My Approach: I tried solving it by starting it with $|f_n -f_m|$ but could not show this value less than any value (in terms of $m$).
On
\begin{align} & \left| \left( 1 - \frac 1 2 + \frac 1 3 - \cdots - \frac 1 {20} \right) - \left( 1 - \frac 1 2 + \frac 1 3 - \cdots + \frac 1 {15} \right) \right| \\[10pt] = {} & \left|\frac 1 {15} - \frac 1 {16} + \frac 1 {17} - \frac 1 {18} + \frac 1 {19} - \frac 1 {20} \right| \le \frac 1 {15} \end{align} $$ \text{and more generally } \left| f_m - f_n \right| \le \frac 1 m \quad \text{ if } \quad m < n. $$ Start with $1/15,$ then subtract less than $1/15$ from it, then add less than what you subtracted, then subtract less than what you just added, and so on, and you see why the bottom line must be less than $1/15,$ and you see why this must hold more generally. And that implies you have a Cauchy sequence.

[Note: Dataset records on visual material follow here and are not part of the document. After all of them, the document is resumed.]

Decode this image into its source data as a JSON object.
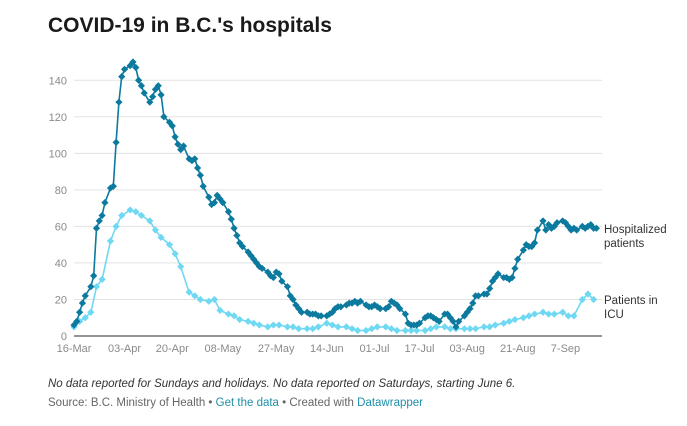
{
  "header": {
    "title": "COVID-19 in B.C.'s hospitals"
  },
  "footer": {
    "note": "No data reported for Sundays and holidays. No data reported on Saturdays, starting June 6.",
    "source_prefix": "Source: B.C. Ministry of Health",
    "separator": " • ",
    "get_data_link": "Get the data",
    "created_with": "Created with",
    "datawrapper_link": "Datawrapper"
  },
  "chart_data": {
    "type": "line",
    "title": "COVID-19 in B.C.'s hospitals",
    "xlabel": "",
    "ylabel": "",
    "ylim": [
      0,
      150
    ],
    "y_ticks": [
      0,
      20,
      40,
      60,
      80,
      100,
      120,
      140
    ],
    "x_ticks": [
      "16-Mar",
      "03-Apr",
      "20-Apr",
      "08-May",
      "27-May",
      "14-Jun",
      "01-Jul",
      "17-Jul",
      "03-Aug",
      "21-Aug",
      "7-Sep"
    ],
    "x_tick_days": [
      0,
      18,
      35,
      53,
      72,
      90,
      107,
      123,
      140,
      158,
      175
    ],
    "grid": "horizontal",
    "legend": "right, inline at line ends",
    "colors": {
      "hospitalized": "#0b7a9e",
      "icu": "#6fd8f2"
    },
    "series": [
      {
        "name": "Hospitalized patients",
        "x": [
          0,
          1,
          2,
          3,
          4,
          6,
          7,
          8,
          9,
          10,
          11,
          13,
          14,
          15,
          16,
          17,
          18,
          20,
          21,
          22,
          23,
          24,
          25,
          27,
          28,
          29,
          30,
          31,
          32,
          34,
          35,
          36,
          37,
          38,
          39,
          41,
          42,
          43,
          44,
          45,
          46,
          48,
          49,
          50,
          51,
          52,
          53,
          55,
          56,
          57,
          58,
          59,
          60,
          62,
          63,
          64,
          65,
          66,
          67,
          69,
          70,
          71,
          72,
          73,
          74,
          76,
          77,
          78,
          79,
          80,
          81,
          83,
          84,
          85,
          86,
          87,
          88,
          90,
          91,
          92,
          93,
          94,
          95,
          97,
          98,
          99,
          100,
          101,
          102,
          104,
          105,
          106,
          107,
          108,
          109,
          111,
          112,
          113,
          114,
          115,
          116,
          118,
          119,
          120,
          121,
          122,
          123,
          125,
          126,
          127,
          128,
          129,
          130,
          132,
          133,
          134,
          135,
          136,
          137,
          139,
          140,
          141,
          142,
          143,
          144,
          146,
          147,
          148,
          149,
          150,
          151,
          153,
          154,
          155,
          156,
          157,
          158,
          160,
          161,
          162,
          163,
          164,
          165,
          167,
          168,
          169,
          170,
          171,
          172,
          174,
          175,
          176,
          177,
          178,
          179,
          181,
          182,
          183,
          184,
          185,
          186
        ],
        "values": [
          6,
          8,
          13,
          18,
          22,
          27,
          33,
          59,
          63,
          66,
          73,
          81,
          82,
          106,
          128,
          142,
          146,
          148,
          150,
          147,
          140,
          137,
          133,
          128,
          131,
          135,
          137,
          132,
          120,
          117,
          115,
          109,
          105,
          102,
          104,
          97,
          96,
          97,
          92,
          88,
          82,
          76,
          72,
          73,
          77,
          75,
          73,
          68,
          64,
          59,
          55,
          51,
          49,
          46,
          44,
          42,
          40,
          38,
          37,
          35,
          33,
          32,
          35,
          34,
          30,
          27,
          22,
          20,
          17,
          15,
          13,
          13,
          12,
          12,
          12,
          11,
          11,
          11,
          12,
          13,
          15,
          16,
          16,
          17,
          18,
          18,
          19,
          18,
          19,
          17,
          16,
          16,
          17,
          16,
          15,
          15,
          16,
          19,
          18,
          17,
          15,
          12,
          7,
          6,
          6,
          6,
          7,
          10,
          11,
          11,
          10,
          9,
          8,
          12,
          12,
          10,
          8,
          5,
          8,
          11,
          13,
          15,
          18,
          22,
          22,
          23,
          23,
          26,
          30,
          32,
          34,
          32,
          32,
          31,
          32,
          37,
          42,
          47,
          50,
          49,
          49,
          51,
          58,
          63,
          58,
          61,
          59,
          60,
          62,
          63,
          62,
          60,
          58,
          59,
          58,
          60,
          59,
          60,
          61,
          59,
          59
        ],
        "_note": "values after day 179 are approximate end-of-series"
      },
      {
        "name": "Patients in ICU",
        "x": [
          0,
          2,
          4,
          6,
          8,
          10,
          13,
          15,
          17,
          20,
          22,
          24,
          27,
          29,
          31,
          34,
          36,
          38,
          41,
          43,
          45,
          48,
          50,
          52,
          55,
          57,
          59,
          62,
          64,
          66,
          69,
          71,
          73,
          76,
          78,
          80,
          83,
          85,
          87,
          90,
          92,
          94,
          97,
          99,
          101,
          104,
          106,
          108,
          111,
          113,
          115,
          118,
          120,
          122,
          125,
          127,
          129,
          132,
          134,
          136,
          139,
          141,
          143,
          146,
          148,
          150,
          153,
          155,
          157,
          160,
          162,
          164,
          167,
          169,
          171,
          174,
          176,
          178,
          181,
          183,
          185
        ],
        "values": [
          5,
          8,
          10,
          13,
          27,
          31,
          52,
          60,
          66,
          69,
          68,
          66,
          63,
          58,
          54,
          50,
          45,
          38,
          24,
          22,
          20,
          19,
          20,
          14,
          12,
          11,
          9,
          8,
          7,
          6,
          5,
          6,
          6,
          5,
          5,
          4,
          4,
          4,
          5,
          7,
          6,
          5,
          5,
          4,
          3,
          3,
          4,
          5,
          5,
          4,
          3,
          3,
          3,
          3,
          3,
          4,
          5,
          5,
          4,
          4,
          4,
          4,
          4,
          5,
          5,
          6,
          7,
          8,
          9,
          10,
          11,
          12,
          13,
          12,
          12,
          13,
          11,
          11,
          20,
          23,
          20
        ]
      }
    ]
  }
}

You have \begin{align} |f_n-f_m|&=\frac1n-\frac1{n+1}+\frac1{n+2}-\frac1{n+3}+\frac1{n+4}-\cdots \\ \ \\ &=\frac1n-\left(\frac1{n+1}-\frac1{n+2}\right)-\left(\frac1{n+3}-\frac1{n+4}\right)-\cdots\\ \ \\ &=\frac1n-\frac1{(n+1)(n+2)}-\frac1{(n+3)(n+4)}-\cdots\\ \ \\ &=\frac1n-\sum_{j=n}^{m-n-1}\frac1{(n+j)(n+j+1)} \end{align} The series satisfies $$ \sum_{j=1}^{m-n-1}\frac1{(n+j)(n+j+1)}\leq\sum_{j=n}^{m-1}\frac1{n^2}.$$ So, for $n,m$ big enough, we can make $|f_n-f_m|$ arbitrarily small.
Note: this is an ad-hoc argument. But, in general, if you have an alternating series $\sum_n(-1)^na_n$ with $a_n$ positive and decreasing to zero, we have $$ \sum_{k=n}^\infty (-1)^ka_k\leq a_n. $$